O Japão, um país frequentemente associado a inovações tecnológicas que parecem saídas da ficção científica, está novamente na linha da frente de uma área de pesquisa que promete revolucionar a nossa compreensão da mente: a decodificação de sonhos. A ideia de um “gravador de sonhos”, que permitiria às pessoas mergulhar nas suas experiências oníricas e reproduzi-las digitalmente, está a deixar de ser um mero conceito de ficção para se tornar um objetivo científico tangível.
No epicentro desta revolução estão centros de investigação japoneses, como os Laboratórios de Neurociência Computacional ATR, em Quioto, liderados pelo Professor Yukiyasu Kamitani. Estes cientistas têm vindo a explorar as complexas intersecções entre a neurociência e a inteligência artificial para desvendar os mistérios do cérebro adormecido. A premissa é fascinante: se conseguirmos monitorizar a atividade cerebral com precisão suficiente, talvez possamos “ler” o que uma pessoa está a sonhar.

A abordagem assenta na monitorização da atividade cerebral durante o sono, em particular na fase REM (Rapid Eye Movement), que é o período mais prolífico para os sonhos vívidos. Isto é conseguido através de técnicas avançadas de imagiologia cerebral, como a ressonância magnética funcional (fMRI), que mede as alterações no fluxo sanguíneo cerebral como um indicador da atividade neuronal. Os dados recolhidos são então alimentados a algoritmos de inteligência artificial sofisticados, que são treinados para identificar padrões e correlacioná-los com as imagens e sensações que o sonhador está a experienciar. Em essência, a IA tenta aprender a “linguagem” do cérebro enquanto este sonha.
É importante sublinhar que esta tecnologia ainda se encontra em fases experimentais. Não existe, para já, um dispositivo comercial capaz de gravar e reproduzir sonhos com a mesma clareza de um filme. As reconstruções atuais são, por vezes, fragmentadas e abstratas, mais próximas de “manchas” visuais do que de narrativas completas. Contudo, os avanços são notáveis, com os investigadores a conseguirem reconstruir imagens simples que os participantes relataram ter visto nos seus sonhos, demonstrando um potencial imenso.

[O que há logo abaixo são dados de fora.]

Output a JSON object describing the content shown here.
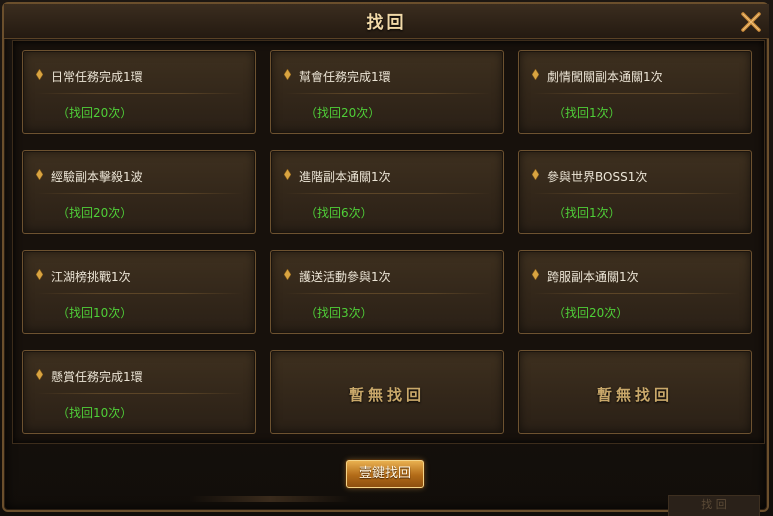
{
  "window": {
    "title": "找回",
    "one_click_label": "壹鍵找回",
    "footer_tab_label": "找 回"
  },
  "slots": [
    {
      "title": "日常任務完成1環",
      "count": "（找回20次）",
      "empty": false
    },
    {
      "title": "幫會任務完成1環",
      "count": "（找回20次）",
      "empty": false
    },
    {
      "title": "劇情闖關副本通關1次",
      "count": "（找回1次）",
      "empty": false
    },
    {
      "title": "經驗副本擊殺1波",
      "count": "（找回20次）",
      "empty": false
    },
    {
      "title": "進階副本通關1次",
      "count": "（找回6次）",
      "empty": false
    },
    {
      "title": "參與世界BOSS1次",
      "count": "（找回1次）",
      "empty": false
    },
    {
      "title": "江湖榜挑戰1次",
      "count": "（找回10次）",
      "empty": false
    },
    {
      "title": "護送活動參與1次",
      "count": "（找回3次）",
      "empty": false
    },
    {
      "title": "跨服副本通關1次",
      "count": "（找回20次）",
      "empty": false
    },
    {
      "title": "懸賞任務完成1環",
      "count": "（找回10次）",
      "empty": false
    },
    {
      "empty": true,
      "empty_label": "暫無找回"
    },
    {
      "empty": true,
      "empty_label": "暫無找回"
    }
  ],
  "colors": {
    "accent_gold": "#c9a86a",
    "count_green": "#4fcf38",
    "button_orange": "#b26b18"
  },
  "icons": {
    "close": "close-x-icon",
    "bullet": "gold-diamond-bullet-icon"
  }
}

As implicações futuras desta pesquisa são vastas e multifacetadas. No campo da neurociência, promete aprofundar drasticamente a nossa compreensão de como o cérebro humano forma a consciência, processa informações e cria experiências durante o sono. Para a psicologia e terapia, a possibilidade de aceder aos conteúdos dos sonhos poderá oferecer novas perspetivas sobre o subconsciente, traumas e medos, revolucionando o diagnóstico e tratamento de certas condições. Mais além, abrem-se portas para a indústria do entretenimento e da arte, com a perspetiva de criar novas formas de conteúdo imersivo ou até mesmo permitir que artistas explorem as suas próprias paisagens oníricas. Em última análise, estes desenvolvimentos no Japão podem ser um passo crucial para o desenvolvimento de interfaces cérebro-máquina cada vez mais avançadas, que nos permitam interagir com o mundo digital de formas antes inimagináveis.
A ideia de gravar sonhos permanece, para muitos, no domínio da fantasia, mas o trabalho persistente dos cientistas japoneses está a transformar essa fantasia numa possibilidade cada vez mais concreta. O futuro da mente, e de como a percebemos e interagimos com ela, está a ser reescrito, um sonho de cada vez.